Default screenshot
POC

Poc-opendata-indexing

A poc showing how primary data search would revolutionize searching in open data portals.

Description

Opendata indexing - PoC

This proof of concept has been developed to index the primary data that is available in the
datastore of all datasets that can be gathered via the API of opendata.swiss.

In theory this can also be used to index the datastore of other CKAN-Portals.

Installation

This PoC uses Drifter for provisioning a VM.

Assuming that Vagrant is installed on your machine:

bash
git submodule update --init
vagrant plugin install vagrant-hostmanager
vagrant up

The API endpoint will be available as opendata-indexing.test

Running Solr

A Solr instance should be configured and running as soon as the VM is provisioned.
It is reachable at opendata-indexing.test:8983

Indexing Data

Use the script scripts/index-demo.sh to index some selected datastores.

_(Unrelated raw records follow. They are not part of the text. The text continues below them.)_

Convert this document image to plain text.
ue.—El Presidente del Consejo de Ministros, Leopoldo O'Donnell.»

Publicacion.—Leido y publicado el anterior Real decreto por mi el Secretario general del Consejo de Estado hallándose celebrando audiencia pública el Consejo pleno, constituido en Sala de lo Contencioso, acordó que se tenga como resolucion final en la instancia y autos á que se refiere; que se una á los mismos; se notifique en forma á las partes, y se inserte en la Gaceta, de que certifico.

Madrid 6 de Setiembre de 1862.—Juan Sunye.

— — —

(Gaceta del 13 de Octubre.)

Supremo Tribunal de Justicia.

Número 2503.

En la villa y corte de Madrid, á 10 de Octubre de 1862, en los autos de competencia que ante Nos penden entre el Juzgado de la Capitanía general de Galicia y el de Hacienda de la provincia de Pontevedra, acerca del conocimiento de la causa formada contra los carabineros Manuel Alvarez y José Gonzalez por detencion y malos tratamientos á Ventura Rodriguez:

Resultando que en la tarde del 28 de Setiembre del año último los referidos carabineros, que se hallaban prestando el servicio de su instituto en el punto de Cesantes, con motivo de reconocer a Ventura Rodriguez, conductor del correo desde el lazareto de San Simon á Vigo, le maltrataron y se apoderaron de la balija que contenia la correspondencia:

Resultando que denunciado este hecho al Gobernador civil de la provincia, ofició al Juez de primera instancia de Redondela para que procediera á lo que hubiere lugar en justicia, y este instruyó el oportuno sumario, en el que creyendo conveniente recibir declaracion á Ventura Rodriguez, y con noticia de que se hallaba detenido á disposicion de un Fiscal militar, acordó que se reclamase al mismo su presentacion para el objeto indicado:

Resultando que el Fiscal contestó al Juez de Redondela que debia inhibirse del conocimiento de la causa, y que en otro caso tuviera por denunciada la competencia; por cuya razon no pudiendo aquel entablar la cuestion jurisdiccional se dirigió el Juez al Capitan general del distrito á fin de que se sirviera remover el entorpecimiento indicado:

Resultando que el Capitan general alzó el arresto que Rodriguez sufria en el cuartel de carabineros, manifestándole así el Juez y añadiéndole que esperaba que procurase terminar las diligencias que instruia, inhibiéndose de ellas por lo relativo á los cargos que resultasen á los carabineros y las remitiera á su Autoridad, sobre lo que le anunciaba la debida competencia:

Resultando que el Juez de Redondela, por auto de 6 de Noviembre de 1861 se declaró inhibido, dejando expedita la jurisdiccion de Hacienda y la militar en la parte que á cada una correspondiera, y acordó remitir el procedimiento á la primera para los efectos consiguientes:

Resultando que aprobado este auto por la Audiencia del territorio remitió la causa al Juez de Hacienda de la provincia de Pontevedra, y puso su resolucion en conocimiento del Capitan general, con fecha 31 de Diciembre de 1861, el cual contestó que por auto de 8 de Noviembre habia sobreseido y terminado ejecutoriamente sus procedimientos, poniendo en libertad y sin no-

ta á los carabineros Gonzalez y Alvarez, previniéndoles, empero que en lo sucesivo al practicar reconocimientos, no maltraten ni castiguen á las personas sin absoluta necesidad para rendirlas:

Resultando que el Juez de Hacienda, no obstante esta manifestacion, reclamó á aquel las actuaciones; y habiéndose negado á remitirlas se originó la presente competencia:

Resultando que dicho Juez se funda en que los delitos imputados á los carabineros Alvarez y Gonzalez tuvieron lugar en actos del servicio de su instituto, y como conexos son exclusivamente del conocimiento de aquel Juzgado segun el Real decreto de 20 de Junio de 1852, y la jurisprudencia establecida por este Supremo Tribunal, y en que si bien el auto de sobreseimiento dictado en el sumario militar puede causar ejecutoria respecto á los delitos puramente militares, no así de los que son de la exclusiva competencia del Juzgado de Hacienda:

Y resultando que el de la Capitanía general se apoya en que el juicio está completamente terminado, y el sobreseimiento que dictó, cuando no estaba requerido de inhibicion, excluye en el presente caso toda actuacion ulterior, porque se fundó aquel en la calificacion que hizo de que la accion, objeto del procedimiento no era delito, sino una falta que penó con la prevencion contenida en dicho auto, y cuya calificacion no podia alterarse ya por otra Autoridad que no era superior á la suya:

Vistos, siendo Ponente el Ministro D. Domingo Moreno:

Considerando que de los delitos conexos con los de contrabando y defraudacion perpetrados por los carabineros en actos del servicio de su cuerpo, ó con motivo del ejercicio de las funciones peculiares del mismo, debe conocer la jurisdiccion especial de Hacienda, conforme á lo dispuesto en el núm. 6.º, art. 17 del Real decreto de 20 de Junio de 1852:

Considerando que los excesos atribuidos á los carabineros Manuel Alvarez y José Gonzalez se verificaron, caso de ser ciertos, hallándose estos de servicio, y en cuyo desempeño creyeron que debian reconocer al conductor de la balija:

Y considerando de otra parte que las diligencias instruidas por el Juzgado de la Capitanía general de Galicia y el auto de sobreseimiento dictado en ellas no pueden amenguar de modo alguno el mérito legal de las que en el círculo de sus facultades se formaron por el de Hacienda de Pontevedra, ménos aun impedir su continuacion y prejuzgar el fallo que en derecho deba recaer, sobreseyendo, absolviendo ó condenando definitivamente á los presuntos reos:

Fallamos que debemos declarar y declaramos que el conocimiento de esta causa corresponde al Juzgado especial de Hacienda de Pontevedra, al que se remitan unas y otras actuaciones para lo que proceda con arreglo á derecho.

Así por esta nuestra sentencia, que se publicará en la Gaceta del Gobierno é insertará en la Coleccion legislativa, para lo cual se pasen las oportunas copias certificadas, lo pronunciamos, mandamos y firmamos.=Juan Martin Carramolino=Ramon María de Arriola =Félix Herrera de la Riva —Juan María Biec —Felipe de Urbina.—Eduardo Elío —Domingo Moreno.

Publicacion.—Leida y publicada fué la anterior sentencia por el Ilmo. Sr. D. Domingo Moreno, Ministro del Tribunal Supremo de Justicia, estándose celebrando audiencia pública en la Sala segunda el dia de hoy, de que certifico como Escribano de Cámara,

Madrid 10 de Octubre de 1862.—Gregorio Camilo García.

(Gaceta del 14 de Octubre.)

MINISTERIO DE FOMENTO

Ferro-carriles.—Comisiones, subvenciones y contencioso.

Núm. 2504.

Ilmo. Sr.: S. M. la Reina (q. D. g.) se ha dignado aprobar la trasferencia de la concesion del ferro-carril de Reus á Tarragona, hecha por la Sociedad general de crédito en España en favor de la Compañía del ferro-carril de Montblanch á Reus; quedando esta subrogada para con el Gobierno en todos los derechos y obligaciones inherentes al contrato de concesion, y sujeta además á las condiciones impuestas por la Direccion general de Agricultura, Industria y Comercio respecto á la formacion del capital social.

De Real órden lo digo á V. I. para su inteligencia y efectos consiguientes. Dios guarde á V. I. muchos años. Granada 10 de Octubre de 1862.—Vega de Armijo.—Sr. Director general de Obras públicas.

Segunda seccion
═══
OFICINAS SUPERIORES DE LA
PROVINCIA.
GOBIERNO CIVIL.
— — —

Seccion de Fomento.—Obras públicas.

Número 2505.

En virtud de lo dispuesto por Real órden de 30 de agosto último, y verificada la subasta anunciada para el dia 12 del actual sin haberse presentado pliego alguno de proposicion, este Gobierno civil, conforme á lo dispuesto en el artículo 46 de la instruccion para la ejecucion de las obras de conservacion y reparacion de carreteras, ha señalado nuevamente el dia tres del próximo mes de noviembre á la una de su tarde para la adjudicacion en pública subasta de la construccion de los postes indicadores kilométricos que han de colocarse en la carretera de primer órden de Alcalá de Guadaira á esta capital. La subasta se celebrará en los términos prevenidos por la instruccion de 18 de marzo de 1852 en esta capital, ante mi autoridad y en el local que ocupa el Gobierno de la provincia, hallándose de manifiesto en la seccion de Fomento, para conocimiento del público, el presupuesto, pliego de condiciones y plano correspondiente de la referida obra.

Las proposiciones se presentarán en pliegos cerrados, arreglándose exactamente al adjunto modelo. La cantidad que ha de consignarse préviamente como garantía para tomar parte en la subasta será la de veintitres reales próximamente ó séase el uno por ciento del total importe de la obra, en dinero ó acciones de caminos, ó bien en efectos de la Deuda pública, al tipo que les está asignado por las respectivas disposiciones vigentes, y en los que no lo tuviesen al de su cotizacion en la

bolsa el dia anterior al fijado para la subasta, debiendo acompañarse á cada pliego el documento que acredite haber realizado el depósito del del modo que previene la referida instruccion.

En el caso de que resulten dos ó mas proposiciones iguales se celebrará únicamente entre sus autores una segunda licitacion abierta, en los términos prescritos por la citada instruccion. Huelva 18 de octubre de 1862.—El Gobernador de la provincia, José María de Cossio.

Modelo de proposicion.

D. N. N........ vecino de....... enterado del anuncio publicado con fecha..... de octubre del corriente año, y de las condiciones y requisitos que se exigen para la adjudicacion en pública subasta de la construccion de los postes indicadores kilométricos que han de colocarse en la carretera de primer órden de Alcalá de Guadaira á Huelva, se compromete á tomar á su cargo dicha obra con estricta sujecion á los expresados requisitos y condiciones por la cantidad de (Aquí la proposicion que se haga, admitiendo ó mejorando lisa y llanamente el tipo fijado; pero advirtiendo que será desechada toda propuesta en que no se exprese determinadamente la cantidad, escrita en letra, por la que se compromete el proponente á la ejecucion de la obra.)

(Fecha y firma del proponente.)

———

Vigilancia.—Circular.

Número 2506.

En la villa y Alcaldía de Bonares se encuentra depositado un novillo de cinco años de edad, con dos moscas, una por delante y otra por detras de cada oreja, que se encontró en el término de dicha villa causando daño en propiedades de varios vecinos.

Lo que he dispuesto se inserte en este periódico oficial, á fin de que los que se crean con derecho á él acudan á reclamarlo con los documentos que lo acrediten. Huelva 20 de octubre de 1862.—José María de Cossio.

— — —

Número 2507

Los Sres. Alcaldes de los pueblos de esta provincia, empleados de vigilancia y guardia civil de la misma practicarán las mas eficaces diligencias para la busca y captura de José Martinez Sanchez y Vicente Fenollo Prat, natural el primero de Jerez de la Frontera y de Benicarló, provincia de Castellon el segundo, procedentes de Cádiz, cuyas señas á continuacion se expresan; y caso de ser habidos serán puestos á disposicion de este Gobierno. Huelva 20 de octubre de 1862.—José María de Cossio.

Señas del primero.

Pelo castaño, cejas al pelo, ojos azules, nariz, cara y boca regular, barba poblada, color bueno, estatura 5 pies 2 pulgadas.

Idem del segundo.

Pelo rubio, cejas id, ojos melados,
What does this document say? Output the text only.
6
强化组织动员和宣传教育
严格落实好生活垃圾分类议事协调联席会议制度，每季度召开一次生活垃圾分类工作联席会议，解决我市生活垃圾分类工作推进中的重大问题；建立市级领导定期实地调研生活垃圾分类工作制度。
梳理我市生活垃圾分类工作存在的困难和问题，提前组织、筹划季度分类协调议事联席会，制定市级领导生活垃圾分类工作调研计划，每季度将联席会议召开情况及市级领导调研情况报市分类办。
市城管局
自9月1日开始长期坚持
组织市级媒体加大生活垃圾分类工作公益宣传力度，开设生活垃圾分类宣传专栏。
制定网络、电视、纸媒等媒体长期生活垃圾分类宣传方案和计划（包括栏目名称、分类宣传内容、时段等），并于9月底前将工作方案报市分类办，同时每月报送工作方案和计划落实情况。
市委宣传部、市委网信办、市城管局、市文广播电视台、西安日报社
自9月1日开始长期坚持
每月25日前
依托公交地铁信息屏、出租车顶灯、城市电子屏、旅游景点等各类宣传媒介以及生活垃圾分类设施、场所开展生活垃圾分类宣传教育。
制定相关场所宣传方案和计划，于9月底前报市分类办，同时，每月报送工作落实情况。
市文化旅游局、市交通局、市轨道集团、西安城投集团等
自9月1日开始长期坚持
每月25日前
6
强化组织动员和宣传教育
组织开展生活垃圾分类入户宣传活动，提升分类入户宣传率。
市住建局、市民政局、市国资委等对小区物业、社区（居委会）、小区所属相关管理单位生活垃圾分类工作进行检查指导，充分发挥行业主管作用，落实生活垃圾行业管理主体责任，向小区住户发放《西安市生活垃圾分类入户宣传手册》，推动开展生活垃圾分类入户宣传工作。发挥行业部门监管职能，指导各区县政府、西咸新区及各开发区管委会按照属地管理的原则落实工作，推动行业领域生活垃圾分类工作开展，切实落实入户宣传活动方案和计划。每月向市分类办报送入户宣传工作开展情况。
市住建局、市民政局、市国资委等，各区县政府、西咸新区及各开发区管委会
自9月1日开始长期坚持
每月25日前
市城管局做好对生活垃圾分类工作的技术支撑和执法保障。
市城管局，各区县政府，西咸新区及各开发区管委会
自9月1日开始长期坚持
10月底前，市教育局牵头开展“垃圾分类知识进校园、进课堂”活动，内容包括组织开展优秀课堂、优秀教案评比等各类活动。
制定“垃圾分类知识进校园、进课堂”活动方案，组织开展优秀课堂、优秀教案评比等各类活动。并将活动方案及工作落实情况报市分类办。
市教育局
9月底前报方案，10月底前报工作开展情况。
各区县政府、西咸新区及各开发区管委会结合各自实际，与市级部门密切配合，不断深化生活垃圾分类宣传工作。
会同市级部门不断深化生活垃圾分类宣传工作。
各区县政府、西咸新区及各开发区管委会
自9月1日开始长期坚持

You can also use the script scripts/index-all.sh which aims to query the package_list-CKAN-API-Endpoint
to get all available datasets of a portal and then tries to index all their primary data that is contained
in the datastore.

API Endpoint

Examples:
- Search for Küsnacht
matching a record of the a resource/package

  • Search for Geburtsort matching the package title in any indexed language: DE, FR, IT, EN.

Example Result

This example shows the first three results when requesting data for Küsnacht

json
{
"items": [
{
"packageName": "1-personenhaushalte-anz",
"packageId": "57366922-1e5b-416c-aeb2-2b4d885262ae",
"packageAuthor": "Statistisches Amt des Kantons Zürich",
"resourceId": "2d924e1c-df2b-4dd0-92a2-0e6854e37544",
"resourceFormat": null,
"packageTitleDe": "1-Personenhaushalte [Anz.]",
"score": 6.0147357
},
{
"packageName": "2-personenhaushalte-anz",
"packageId": "98bfdac8-a34f-40fe-ba40-b5d0a53fa84d",
"packageAuthor": "Statistisches Amt des Kantons Zürich",
"resourceId": "526e34fb-c50e-4cd5-93df-0473df046b9a",
"resourceFormat": null,
"packageTitleDe": "2-Personenhaushalte [Anz.]",
"score": 6.0147357
},
{
"packageName": "3-personenhaushalte-anz",
"packageId": "294ccfcd-4cc0-4f0a-87df-424b10e5bfaf",
"packageAuthor": "Statistisches Amt des Kantons Zürich",
"resourceId": "9553d86c-9cdd-4779-9e17-5ce44b4a6dcf",
"resourceFormat": null,
"packageTitleDe": "3-Personenhaushalte [Anz.]",
"score": 6.0147357
}
]
}

Development

This project uses phive for libraries management (beta), it is installed in the VM by Drifter.

Ensure to run phive install from the root project dir, inside the VM to download all the libraries.

The code is analyzed with both php-cs-fixer and phpstan: run the script ./scripts/php-prereq.sh to check the
current code.

To manually check the PHP CS, run: ./tools/php-cs-fixer fix --dry-run.

Learnings and outcome of this PoC

Though we as developers for the portal see a lot of value in being able to search also in the
primary data, the client's main goal remains to only focus on a search that queries the meta-data.